Helessa eyed him for a long moment before exhaling, her guard dropping. “I’m f-”
“‘Lessa, don’t tell me you’re fine. The… ten empty bottles say otherwise. If you don’t want to talk about it… then don’t. If you’d rather I left you to your pity party, I will. But if you want me to stay - as company, nothing more - then I’m happy to.” His stillness mirrored hers.
Damn him. Damn him for teaching her his tricks, for knowing her tells.
Tired of the room spinning, of pretending and yes, of trying to bear this alone, she carefully picked her way to the door, glancing at him as she locked it again. He relaxed, a tiny tug at the corner of his mouth and a small exhale telling her that he had expected her to send him packing.
Kicking off her boots and stashing her knives in easy reach, she folded herself onto her bed, sitting with her back to him. He didn’t move. Just lay, waiting patiently.
“I don’t think I could do it again.” The words were the closest she could get to admitting to what she’d had to do. How she’d… used her body.
Twelve, she’d not felt this bad after her first kill.
“Killing… stains your soul. What you did… you tear a bit of yourself away, doing something like that. You give something up.”
She hadn’t realized she’d spoken that last bit aloud.
“‘Lessa… you don’t have to do that again.” His hand on her arm was tentative, his voice soft, almost… concerned.
“I promised. Whatever it takes. Whatever… whatever is needed, for me to-to make a di-difference.”
“Not that. Draw the line somewhere. Keep that one thing just for you. You can do enough, be enough, without that.”
The bed shifted, warmth - familiar, comforting warmth enveloped her as she bit her lip hard, fighting to keep hold of the emotions spilling from her.

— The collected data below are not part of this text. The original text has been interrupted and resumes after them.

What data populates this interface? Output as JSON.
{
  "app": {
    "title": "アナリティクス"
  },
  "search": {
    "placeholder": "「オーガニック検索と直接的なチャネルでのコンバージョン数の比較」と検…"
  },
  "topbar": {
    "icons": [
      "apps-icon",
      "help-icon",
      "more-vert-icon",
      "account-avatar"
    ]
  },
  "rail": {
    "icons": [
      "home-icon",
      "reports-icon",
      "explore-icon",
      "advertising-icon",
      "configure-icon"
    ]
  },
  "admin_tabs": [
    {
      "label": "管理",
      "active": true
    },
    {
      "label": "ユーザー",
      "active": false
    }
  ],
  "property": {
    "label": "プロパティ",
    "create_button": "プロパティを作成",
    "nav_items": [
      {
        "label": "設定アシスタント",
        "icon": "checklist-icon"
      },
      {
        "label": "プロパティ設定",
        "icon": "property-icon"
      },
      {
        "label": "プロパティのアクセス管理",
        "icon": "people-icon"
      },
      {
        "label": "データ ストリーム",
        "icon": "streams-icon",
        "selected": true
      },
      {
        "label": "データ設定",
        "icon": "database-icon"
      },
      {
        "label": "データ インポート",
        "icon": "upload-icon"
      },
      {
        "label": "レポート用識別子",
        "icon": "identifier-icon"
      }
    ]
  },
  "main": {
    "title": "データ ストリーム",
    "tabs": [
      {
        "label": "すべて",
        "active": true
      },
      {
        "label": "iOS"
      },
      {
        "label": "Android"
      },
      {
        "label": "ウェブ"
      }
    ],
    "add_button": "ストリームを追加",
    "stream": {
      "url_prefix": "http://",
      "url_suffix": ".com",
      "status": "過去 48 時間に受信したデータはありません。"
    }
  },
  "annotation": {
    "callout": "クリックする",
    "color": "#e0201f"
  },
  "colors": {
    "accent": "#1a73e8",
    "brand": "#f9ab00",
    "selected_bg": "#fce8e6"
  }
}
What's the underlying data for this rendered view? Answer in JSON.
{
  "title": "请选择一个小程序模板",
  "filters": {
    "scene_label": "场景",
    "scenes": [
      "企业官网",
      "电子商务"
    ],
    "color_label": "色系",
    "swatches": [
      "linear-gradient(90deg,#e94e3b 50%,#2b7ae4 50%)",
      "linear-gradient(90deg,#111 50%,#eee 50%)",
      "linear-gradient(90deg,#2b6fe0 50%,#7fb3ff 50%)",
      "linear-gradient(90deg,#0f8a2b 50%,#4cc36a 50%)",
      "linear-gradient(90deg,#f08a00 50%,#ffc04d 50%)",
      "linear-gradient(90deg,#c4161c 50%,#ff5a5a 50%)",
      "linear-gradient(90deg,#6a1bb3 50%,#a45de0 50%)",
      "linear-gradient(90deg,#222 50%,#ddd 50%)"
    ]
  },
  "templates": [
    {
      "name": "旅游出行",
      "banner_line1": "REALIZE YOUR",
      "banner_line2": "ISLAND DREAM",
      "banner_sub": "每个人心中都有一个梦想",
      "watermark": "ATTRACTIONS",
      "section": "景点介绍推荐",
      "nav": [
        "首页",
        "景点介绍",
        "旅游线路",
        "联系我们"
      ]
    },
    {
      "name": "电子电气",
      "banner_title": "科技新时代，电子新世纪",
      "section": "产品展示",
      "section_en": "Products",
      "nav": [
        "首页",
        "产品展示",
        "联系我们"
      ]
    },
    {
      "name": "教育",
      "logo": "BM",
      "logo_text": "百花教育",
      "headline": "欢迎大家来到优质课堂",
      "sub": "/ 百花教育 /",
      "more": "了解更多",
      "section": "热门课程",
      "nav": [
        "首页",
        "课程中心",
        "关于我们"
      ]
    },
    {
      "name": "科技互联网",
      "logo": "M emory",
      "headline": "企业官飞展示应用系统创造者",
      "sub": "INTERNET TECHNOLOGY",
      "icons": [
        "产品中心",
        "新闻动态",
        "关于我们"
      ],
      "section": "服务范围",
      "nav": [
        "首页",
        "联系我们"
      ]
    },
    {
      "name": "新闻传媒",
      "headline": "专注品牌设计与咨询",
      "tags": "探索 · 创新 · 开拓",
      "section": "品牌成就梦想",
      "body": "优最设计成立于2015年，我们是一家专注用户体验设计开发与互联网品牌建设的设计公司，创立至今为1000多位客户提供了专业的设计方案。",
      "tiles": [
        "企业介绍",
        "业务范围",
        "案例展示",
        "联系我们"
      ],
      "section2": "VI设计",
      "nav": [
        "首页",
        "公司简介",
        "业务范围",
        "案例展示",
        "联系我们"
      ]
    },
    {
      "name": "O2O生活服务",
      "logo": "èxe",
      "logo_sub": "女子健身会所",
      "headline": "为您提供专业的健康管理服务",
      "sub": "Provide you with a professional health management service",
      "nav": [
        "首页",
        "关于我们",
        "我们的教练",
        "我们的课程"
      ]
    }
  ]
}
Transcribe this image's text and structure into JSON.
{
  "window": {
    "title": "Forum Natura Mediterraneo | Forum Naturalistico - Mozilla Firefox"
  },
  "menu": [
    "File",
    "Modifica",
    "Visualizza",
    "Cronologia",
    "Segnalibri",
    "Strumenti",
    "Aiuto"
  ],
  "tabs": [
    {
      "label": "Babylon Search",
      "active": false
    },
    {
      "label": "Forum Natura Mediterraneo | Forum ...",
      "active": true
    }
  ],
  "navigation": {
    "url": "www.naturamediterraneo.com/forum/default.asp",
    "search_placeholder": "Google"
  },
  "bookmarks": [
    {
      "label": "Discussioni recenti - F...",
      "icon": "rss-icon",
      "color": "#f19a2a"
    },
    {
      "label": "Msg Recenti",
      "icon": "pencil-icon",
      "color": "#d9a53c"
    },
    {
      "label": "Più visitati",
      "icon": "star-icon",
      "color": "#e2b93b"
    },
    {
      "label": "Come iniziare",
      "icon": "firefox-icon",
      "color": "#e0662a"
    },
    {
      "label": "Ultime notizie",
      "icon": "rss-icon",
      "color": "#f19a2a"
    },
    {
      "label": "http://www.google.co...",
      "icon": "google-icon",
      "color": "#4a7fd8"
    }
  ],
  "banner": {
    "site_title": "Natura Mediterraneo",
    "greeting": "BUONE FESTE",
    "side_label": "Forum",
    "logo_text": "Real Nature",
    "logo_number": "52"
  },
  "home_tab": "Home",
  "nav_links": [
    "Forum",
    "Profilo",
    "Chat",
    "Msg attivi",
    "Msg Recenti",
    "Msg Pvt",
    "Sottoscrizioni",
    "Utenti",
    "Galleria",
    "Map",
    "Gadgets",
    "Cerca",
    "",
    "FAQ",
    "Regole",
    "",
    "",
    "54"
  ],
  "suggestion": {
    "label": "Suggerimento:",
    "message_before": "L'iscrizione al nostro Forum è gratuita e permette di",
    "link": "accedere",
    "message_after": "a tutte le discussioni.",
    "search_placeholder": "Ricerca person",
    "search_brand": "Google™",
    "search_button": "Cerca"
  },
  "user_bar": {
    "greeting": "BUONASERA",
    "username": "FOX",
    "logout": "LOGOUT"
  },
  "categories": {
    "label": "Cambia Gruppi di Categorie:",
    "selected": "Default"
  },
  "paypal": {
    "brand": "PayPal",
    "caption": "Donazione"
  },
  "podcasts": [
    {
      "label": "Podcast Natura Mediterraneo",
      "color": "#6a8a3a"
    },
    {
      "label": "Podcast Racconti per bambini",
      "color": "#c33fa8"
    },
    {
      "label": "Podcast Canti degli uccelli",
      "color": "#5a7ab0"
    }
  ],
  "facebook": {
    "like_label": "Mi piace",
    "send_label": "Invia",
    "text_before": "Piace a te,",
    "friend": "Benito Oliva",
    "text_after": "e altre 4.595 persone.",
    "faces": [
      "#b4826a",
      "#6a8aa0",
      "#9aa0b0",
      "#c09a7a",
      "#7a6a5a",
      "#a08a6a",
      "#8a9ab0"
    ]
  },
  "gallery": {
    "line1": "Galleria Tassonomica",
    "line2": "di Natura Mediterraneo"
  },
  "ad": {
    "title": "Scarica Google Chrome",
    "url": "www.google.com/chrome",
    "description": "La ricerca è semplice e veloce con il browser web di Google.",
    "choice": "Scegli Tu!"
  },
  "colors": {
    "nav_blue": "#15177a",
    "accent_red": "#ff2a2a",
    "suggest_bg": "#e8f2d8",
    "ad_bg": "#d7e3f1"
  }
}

It could have been a few minutes, or a couple of hours. She didn’t know. But he sat there the whole time, his body curled around hers, shielding her from the rest of the world as she came to terms with what she’d done. There was no outpouring of grief, no storm of crying to wash away the feelings eating her alive. Just a quiet examination of what had happened and an eventual acceptance of her limits.
His questions helped. A gentle probing of why, exactly, she felt she had to give everything to have any worth.
She fell asleep halfway through the story - somewhere around being told that her only worth was in a good match and the children she could produce - curled up in his arms.
The sun was high in the sky when she stirred.
Warm fingers brushed her skin, lips grazed her neck. Even as her head started to protest the rum she’d tried to drown herself in, her slowly awakening body seemed far more interested in the distraction so readily offered.
“This okay?” His words, breathed in her ear, drew a small nod from her. “I’ll stop when you tell me…” That voice - that was the one indelibly printed on her memory, blurred with sleep and heavy with promise.
He was as good as his word, spending the rest of the morning administering his favorite cure for hangovers - and providing quite the memory for her to look back on.